War of 1812

 

America’s second War of Independence.

In June 1812, President James Madison asked Congress to declare war on Great Britain. Madison and his supporters in Congress, known as the war hawks, had many complaints against the British. First, England had interfered with America’s trade on the high seas for nearly two decades. In an effort to stop all commerce with Napoleon, the British navy had captured hundreds of American ships. Equally important, many American sailors had been forcibly impressed into the Royal Navy. British officers boarded American ships at gunpoint and forcibly removed any sailors thought to be English citizens. Finally, Americans suspected the British army in Canada of helping the Shawnee chief Tecumseh organize his Indian confederation against the United States along the western frontier. Tecumseh had united dozens of tribes in his effort to stop America’s westward advance. He hoped that the British would help him win a separate Indian nation north of the Ohio River for all the tribes.

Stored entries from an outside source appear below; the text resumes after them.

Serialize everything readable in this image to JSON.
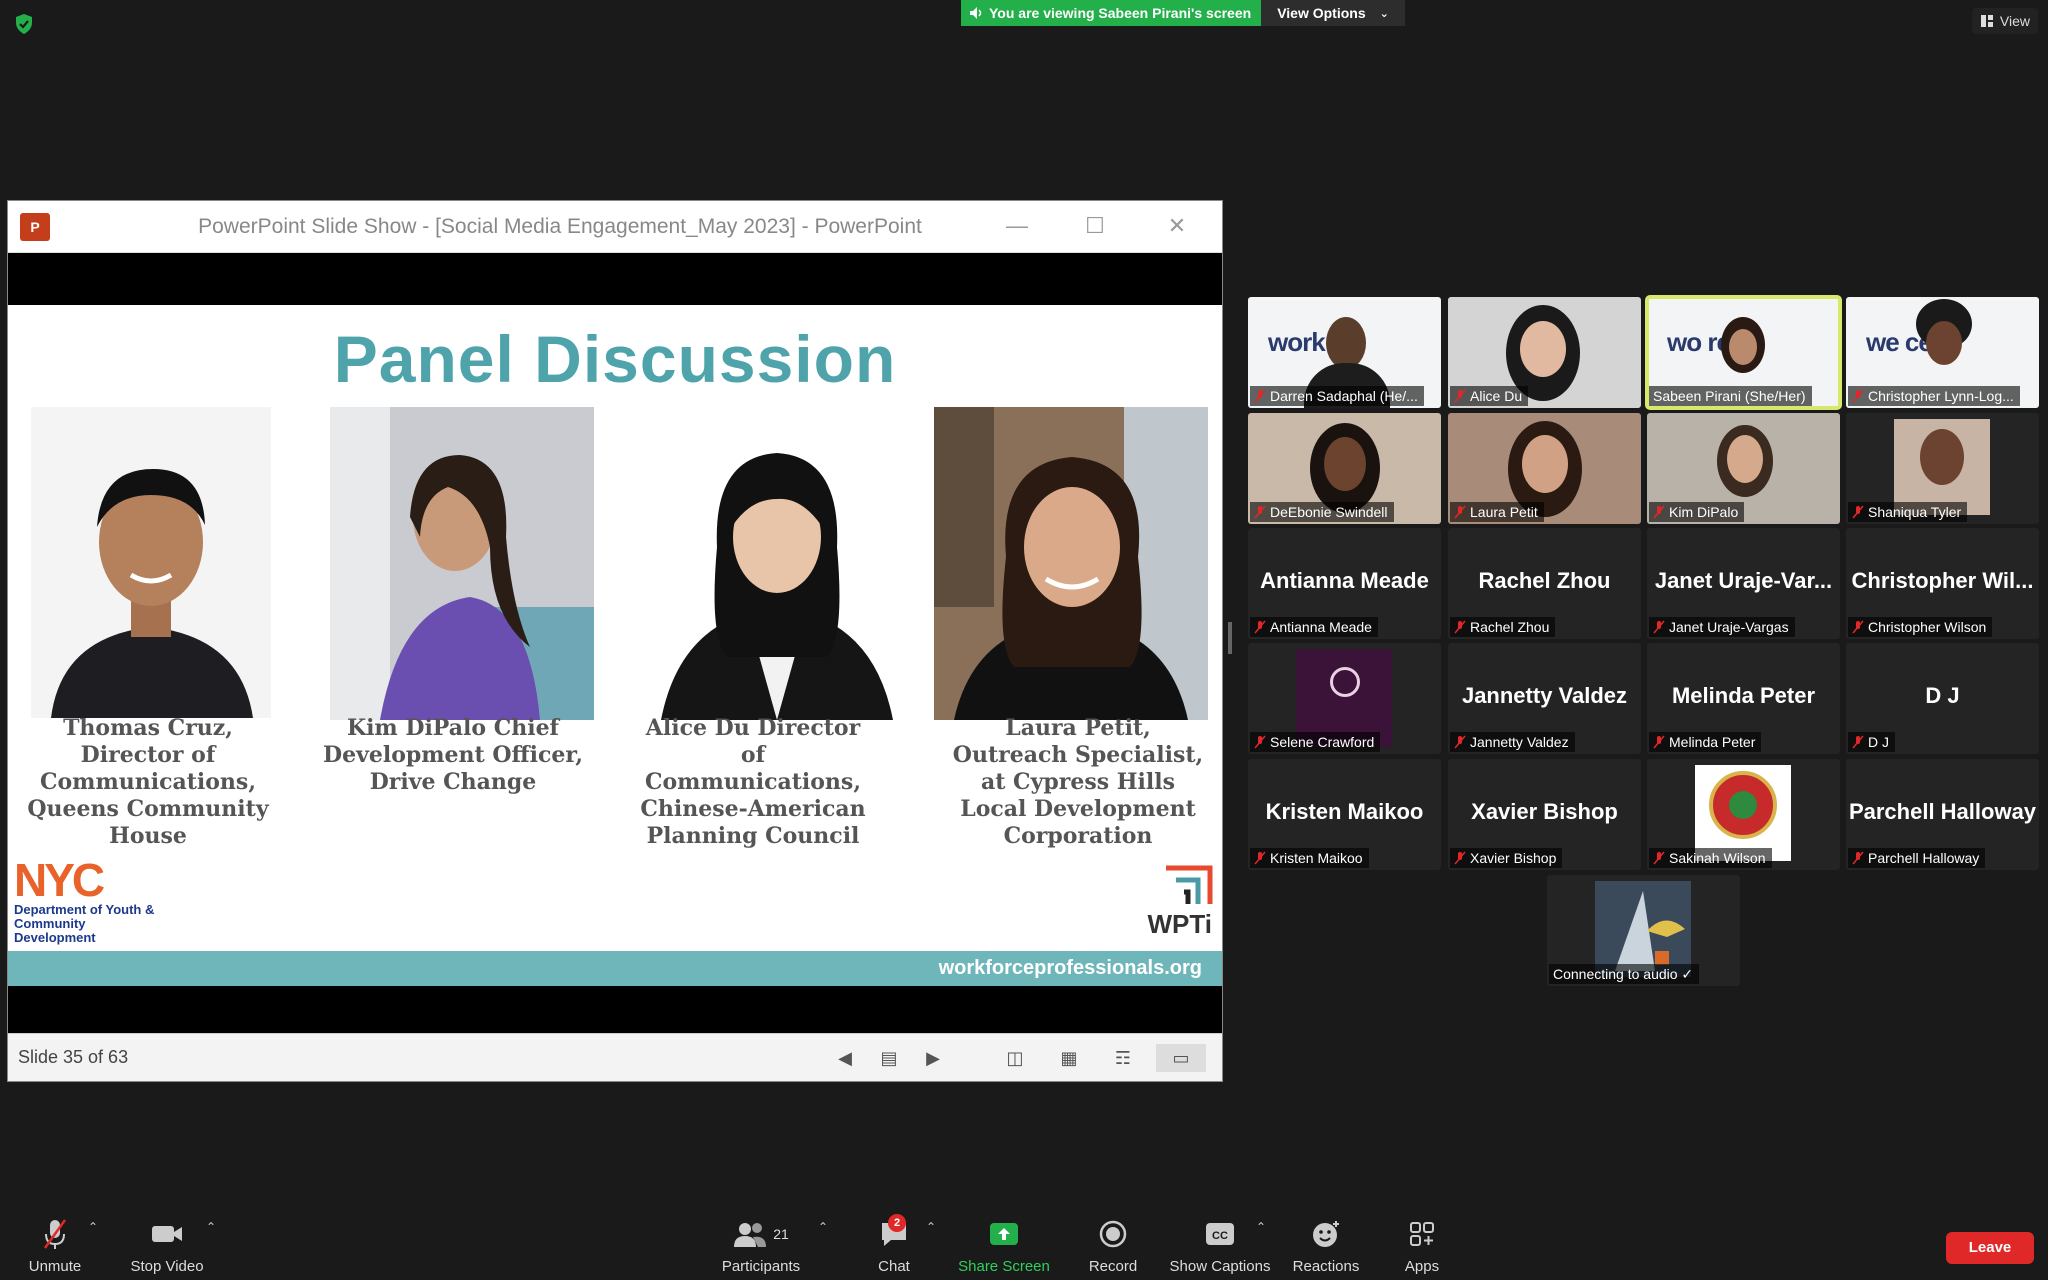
{
  "top": {
    "viewing_text": "You are viewing Sabeen Pirani's screen",
    "view_options": "View Options",
    "view_button": "View"
  },
  "ppt": {
    "window_title": "PowerPoint Slide Show - [Social Media Engagement_May 2023] - PowerPoint",
    "logo_text": "P",
    "slide_counter": "Slide 35 of 63",
    "slide": {
      "title": "Panel Discussion",
      "panelists": [
        {
          "caption": "Thomas Cruz, Director of Communications, Queens Community House"
        },
        {
          "caption": "Kim DiPalo Chief Development Officer, Drive Change"
        },
        {
          "caption": "Alice Du Director of Communications, Chinese-American Planning Council"
        },
        {
          "caption": "Laura Petit, Outreach Specialist, at Cypress Hills Local Development Corporation"
        }
      ],
      "nyc_mark": "NYC",
      "dycd_text": "Department of Youth & Community Development",
      "wpti_label": "WPTi",
      "url": "workforceprofessionals.org"
    }
  },
  "gallery": {
    "tiles": [
      {
        "name": "Darren Sadaphal (He/...",
        "kind": "video-wp"
      },
      {
        "name": "Alice Du",
        "kind": "video"
      },
      {
        "name": "Sabeen Pirani (She/Her)",
        "kind": "video-wp",
        "active": true
      },
      {
        "name": "Christopher Lynn-Log...",
        "kind": "video-wp"
      },
      {
        "name": "DeEbonie Swindell",
        "kind": "video"
      },
      {
        "name": "Laura Petit",
        "kind": "video"
      },
      {
        "name": "Kim DiPalo",
        "kind": "video"
      },
      {
        "name": "Shaniqua Tyler",
        "kind": "photo"
      },
      {
        "name": "Antianna Meade",
        "big": "Antianna Meade",
        "kind": "text"
      },
      {
        "name": "Rachel Zhou",
        "big": "Rachel Zhou",
        "kind": "text"
      },
      {
        "name": "Janet Uraje-Vargas",
        "big": "Janet  Uraje-Var...",
        "kind": "text"
      },
      {
        "name": "Christopher Wilson",
        "big": "Christopher  Wil...",
        "kind": "text"
      },
      {
        "name": "Selene Crawford",
        "kind": "photo"
      },
      {
        "name": "Jannetty Valdez",
        "big": "Jannetty Valdez",
        "kind": "text"
      },
      {
        "name": "Melinda Peter",
        "big": "Melinda Peter",
        "kind": "text"
      },
      {
        "name": "D J",
        "big": "D J",
        "kind": "text"
      },
      {
        "name": "Kristen Maikoo",
        "big": "Kristen Maikoo",
        "kind": "text"
      },
      {
        "name": "Xavier Bishop",
        "big": "Xavier Bishop",
        "kind": "text"
      },
      {
        "name": "Sakinah Wilson",
        "kind": "photo"
      },
      {
        "name": "Parchell Halloway",
        "big": "Parchell Halloway",
        "kind": "text"
      },
      {
        "name": "Connecting to audio ✓",
        "kind": "photo",
        "connecting": true
      }
    ]
  },
  "toolbar": {
    "unmute": "Unmute",
    "stop_video": "Stop Video",
    "participants": "Participants",
    "participants_count": "21",
    "chat": "Chat",
    "chat_badge": "2",
    "share_screen": "Share Screen",
    "record": "Record",
    "show_captions": "Show Captions",
    "reactions": "Reactions",
    "apps": "Apps",
    "leave": "Leave"
  },
  "colors": {
    "accent_green": "#23b04b",
    "leave_red": "#e02828",
    "active_speaker": "#d8e86b",
    "slide_title": "#4fa3aa"
  }
}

The opening year of the War of 1812 proved disastrous for the United States. The city of Detroit fell to the British and Indians, while the American invasion of Canada by way of upstate New York collapsed. But by 1813, the tide had turned in favor of the Americans. U.S. troops turned back an invading army of British and Indians led by Tecumseh at Fort Meigs along the Maumee River in Ohio by the summer of 1813. Oliver Hazard Perry’s fleet soundly defeated the British navy at Put-in-Bay on Lake Erie in September 1813. In October, Tecumseh lost the Battle of the Thames in western Ontario. Tecumseh died in the fighting, and Indian resistance in the northwest broke. Later in Alabama, Tecumseh’s last Indian allies met defeat in the brutal Creek War.

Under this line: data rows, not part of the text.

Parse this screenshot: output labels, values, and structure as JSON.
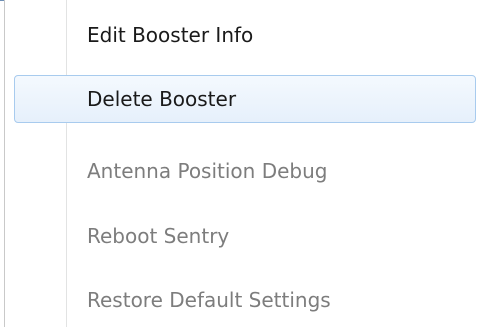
{
  "context_menu": {
    "items": [
      {
        "label": "Edit Booster Info",
        "state": "enabled",
        "highlighted": false
      },
      {
        "label": "Delete Booster",
        "state": "enabled",
        "highlighted": true
      },
      {
        "label": "Antenna Position Debug",
        "state": "disabled",
        "highlighted": false
      },
      {
        "label": "Reboot Sentry",
        "state": "disabled",
        "highlighted": false
      },
      {
        "label": "Restore Default Settings",
        "state": "disabled",
        "highlighted": false
      }
    ]
  },
  "colors": {
    "enabled_text": "#1a1a1a",
    "disabled_text": "#7d7d7d",
    "highlight_border": "#a8cbee",
    "highlight_fill": "#e6f0fb"
  }
}
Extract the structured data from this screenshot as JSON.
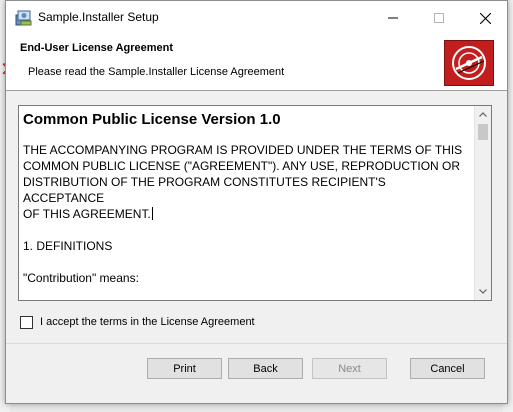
{
  "window": {
    "title": "Sample.Installer Setup",
    "app_icon": "installer-icon",
    "controls": [
      "minimize-icon",
      "maximize-icon",
      "close-icon"
    ]
  },
  "banner": {
    "title": "End-User License Agreement",
    "subtitle": "Please read the Sample.Installer License Agreement",
    "logo_icon": "disc-logo-icon",
    "logo_color": "#c21e1e"
  },
  "license": {
    "heading": "Common Public License Version 1.0",
    "paragraph1": "THE ACCOMPANYING PROGRAM IS PROVIDED UNDER THE TERMS OF THIS\nCOMMON PUBLIC LICENSE (\"AGREEMENT\"). ANY USE, REPRODUCTION OR\nDISTRIBUTION OF THE PROGRAM CONSTITUTES RECIPIENT'S ACCEPTANCE\nOF THIS AGREEMENT.",
    "section1": "1. DEFINITIONS",
    "contribution": "\"Contribution\" means:"
  },
  "accept": {
    "label": "I accept the terms in the License Agreement",
    "checked": false
  },
  "buttons": {
    "print": "Print",
    "back": "Back",
    "next": "Next",
    "cancel": "Cancel",
    "next_enabled": false
  }
}
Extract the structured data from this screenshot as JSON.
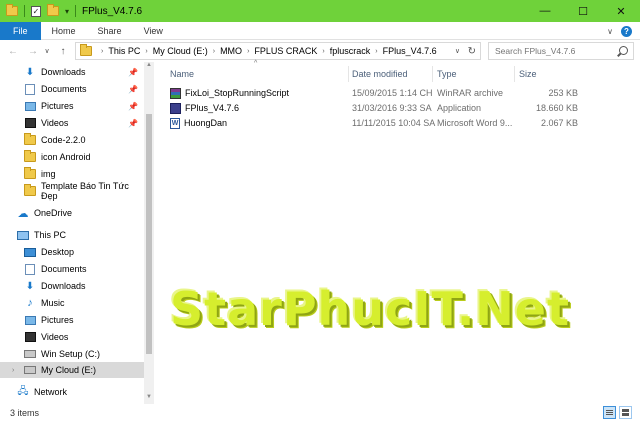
{
  "window": {
    "title": "FPlus_V4.7.6",
    "controls": {
      "minimize": "—",
      "maximize": "☐",
      "close": "✕"
    }
  },
  "qat": {
    "dropdown": "▾"
  },
  "ribbon": {
    "tabs": [
      "File",
      "Home",
      "Share",
      "View"
    ],
    "collapse": "∨",
    "help": "?"
  },
  "nav": {
    "back": "←",
    "forward": "→",
    "recent": "∨",
    "up": "↑",
    "breadcrumb": [
      "This PC",
      "My Cloud (E:)",
      "MMO",
      "FPLUS CRACK",
      "fpluscrack",
      "FPlus_V4.7.6"
    ],
    "separator": "›",
    "dropdown": "∨",
    "refresh": "↻"
  },
  "search": {
    "placeholder": "Search FPlus_V4.7.6"
  },
  "sidebar": {
    "quick_access": [
      {
        "label": "Downloads",
        "icon": "download-icon",
        "pinned": true
      },
      {
        "label": "Documents",
        "icon": "documents-icon",
        "pinned": true
      },
      {
        "label": "Pictures",
        "icon": "pictures-icon",
        "pinned": true
      },
      {
        "label": "Videos",
        "icon": "videos-icon",
        "pinned": true
      },
      {
        "label": "Code-2.2.0",
        "icon": "folder-icon",
        "pinned": false
      },
      {
        "label": "icon Android",
        "icon": "folder-icon",
        "pinned": false
      },
      {
        "label": "img",
        "icon": "folder-icon",
        "pinned": false
      },
      {
        "label": "Template Báo Tin Tức Đẹp",
        "icon": "folder-icon",
        "pinned": false
      }
    ],
    "onedrive": "OneDrive",
    "this_pc": "This PC",
    "pc_items": [
      {
        "label": "Desktop",
        "icon": "desktop-icon"
      },
      {
        "label": "Documents",
        "icon": "documents-icon"
      },
      {
        "label": "Downloads",
        "icon": "download-icon"
      },
      {
        "label": "Music",
        "icon": "music-icon"
      },
      {
        "label": "Pictures",
        "icon": "pictures-icon"
      },
      {
        "label": "Videos",
        "icon": "videos-icon"
      },
      {
        "label": "Win Setup (C:)",
        "icon": "drive-icon"
      },
      {
        "label": "My Cloud (E:)",
        "icon": "drive-icon"
      }
    ],
    "network": "Network",
    "pin_glyph": "📌",
    "expand_glyph": "›",
    "selected": "My Cloud (E:)"
  },
  "files": {
    "columns": {
      "name": "Name",
      "date": "Date modified",
      "type": "Type",
      "size": "Size"
    },
    "rows": [
      {
        "name": "FixLoi_StopRunningScript",
        "date": "15/09/2015 1:14 CH",
        "type": "WinRAR archive",
        "size": "253 KB",
        "icon": "winrar-icon"
      },
      {
        "name": "FPlus_V4.7.6",
        "date": "31/03/2016 9:33 SA",
        "type": "Application",
        "size": "18.660 KB",
        "icon": "application-icon"
      },
      {
        "name": "HuongDan",
        "date": "11/11/2015 10:04 SA",
        "type": "Microsoft Word 9...",
        "size": "2.067 KB",
        "icon": "word-doc-icon"
      }
    ]
  },
  "watermark": "StarPhucIT.Net",
  "status": {
    "item_count": "3 items"
  },
  "colors": {
    "titlebar": "#6fd23a",
    "file_tab": "#1979ca",
    "selected": "#d9d9d9",
    "watermark": "#d6ee2e"
  }
}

Despite these American victories, Great Britain launched a three-pronged attack against the United States in 1814. The first British army turned back at Plattsburgh on Lake Cham-plain in September 1814. The second army invaded Washington, D.C., and burned many government buildings including the White House. But the British met stiff opposition at Baltimore and retreated to the Caribbean to join the third army gathering for the attack on New Orleans. General Andrew Jackson soundly defeated the British at the Battle of New Orleans in January 1815.

As Americans celebrated the great victory at New Orleans, word arrived that the peace treaty ending the war had already been signed on Christmas Eve in 1814. Minister to Russia John Quincy Adams, Speaker of the House Henry Clay, and former secretary of the Treasury Albert Gallatin had worked tirelessly for nearly a year to prepare the Treaty of Ghent. At first, the British demanded a separate Indian state in the old northwest territory but finally agreed to return to the status quo before the war. Although the United States lost many battles in the War of 1812, the nation had finally won the respect of Great Britain. England would never again interfere with American trade on the high seas or help the Indians in their long war against the advancing Americans.